Some interesting reading to start the discussion
(a) Update: breaking news (honey pots, one of the classic covert ops tools to fool the gullible public)
Yes, there is evidence that Strauss-Kahn was set up:
- Short version: “The two hours that sank Strauss-Kahn“, Financial Times, November 2011
- Longer version: “What Really Happened to Strauss-Kahn?“, Edward Jay Epstein, New York Review of Books, 22 December 2011
(b) The most important article of the week: “When Did the GOP Lose Touch With Reality?“, David Frum, New York Magazine, 20 November 2011 — “Some of my Republican friends ask if I’ve gone crazy. I say: Look in the mirror.” The key paragraph:
Extremism and conflict make for bad politics but great TV. Over the past two decades, conservatism has evolved from a political philosophy into a market segment. An industry has grown up to serve that segment — and its stars have become the true thought leaders of the conservative world. The business model of the conservative media is built on two elements: provoking the audience into a fever of indignation (to keep them watching) and fomenting mistrust of all other information sources (so that they never change the channel).

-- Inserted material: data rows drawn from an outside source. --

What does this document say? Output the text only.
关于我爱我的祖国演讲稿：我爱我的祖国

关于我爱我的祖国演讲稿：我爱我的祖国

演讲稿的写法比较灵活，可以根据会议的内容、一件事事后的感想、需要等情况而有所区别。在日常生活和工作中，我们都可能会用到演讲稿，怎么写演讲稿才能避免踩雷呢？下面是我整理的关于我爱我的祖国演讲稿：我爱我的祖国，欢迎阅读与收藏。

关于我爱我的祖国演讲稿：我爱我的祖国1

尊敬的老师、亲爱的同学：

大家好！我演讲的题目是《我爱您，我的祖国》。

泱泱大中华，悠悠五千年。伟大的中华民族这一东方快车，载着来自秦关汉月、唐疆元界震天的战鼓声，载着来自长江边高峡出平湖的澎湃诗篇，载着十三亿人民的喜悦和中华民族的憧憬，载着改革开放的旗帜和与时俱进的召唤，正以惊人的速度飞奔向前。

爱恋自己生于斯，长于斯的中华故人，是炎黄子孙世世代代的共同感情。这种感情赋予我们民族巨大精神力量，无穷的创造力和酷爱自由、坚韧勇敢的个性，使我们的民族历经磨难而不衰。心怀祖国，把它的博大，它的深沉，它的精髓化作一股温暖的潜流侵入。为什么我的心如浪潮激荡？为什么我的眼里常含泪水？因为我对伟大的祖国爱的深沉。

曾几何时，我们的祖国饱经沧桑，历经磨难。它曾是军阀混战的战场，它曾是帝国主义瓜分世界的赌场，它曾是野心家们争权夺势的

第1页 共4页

As a commercial proposition, this model has worked brilliantly in the Obama era. As journalism, not so much. As a tool of political mobilization, it backfires, by inciting followers to the point at which they force leaders into confrontations where everybody loses, like the summertime showdown over the debt ceiling.
But the thought leaders on talk radio and Fox do more than shape opinion. Backed by their own wing of the book-publishing industry and supported by think tanks that increasingly function as public-relations agencies, conservatives have built a whole alternative knowledge system, with its own facts, its own history, its own laws of economics.
- Outside this alternative reality, the United States is a country dominated by a strong Christian religiosity. Within it, Christians are a persecuted minority.
- Outside the system, President Obama—whatever his policy errors — is a figure of imposing intellect and dignity. Within the system, he’s a pitiful nothing, unable to speak without a teleprompter, an affirmative-action phony doomed to inevitable defeat.
- Outside the system, social scientists worry that the U.S. is hardening into one of the most rigid class societies in the Western world, in which the children of the poor have less chance of escape than in France, Germany, or even England. Inside the system, the U.S. remains (to borrow the words of Senator Marco Rubio) “the only place in the world where it doesn’t matter who your parents were or where you came from.”
We used to say “You’re entitled to your own opinion, but not to your own facts.” Now we are all entitled to our own facts, and conservative media use this right to immerse their audience in a total environment of pseudo-facts and pretend information.
When contemplating the ruthless brilliance of this system, it’s tempting to fall back on the theory that the GOP is masterminded by a cadre of sinister billionaires, deftly manipulating the political process for their own benefit. The billionaires do exist, and some do indeed attempt to influence the political process. The bizarre fiasco of campaign-finance reform has perversely empowered them to give unlimited funds anonymously to special entities that can spend limitlessly. (Thanks, Senator McCain! Nice job, Senator Feingold!)
Yet, for the most part, these Republican billionaires are not acting cynically. They watch Fox News too, and they’re gripped by the same apocalyptic fears as the Republican base. In funding the tea-party movement, they are actually acting against their own longer-term interests, for it is the richest who have the most interest in political stability, which depends upon broad societal agreement that the existing distribution of rewards is fair and reasonable. If the social order comes to seem unjust to large numbers of people, what happens next will make Occupy Wall Street look like a street fair.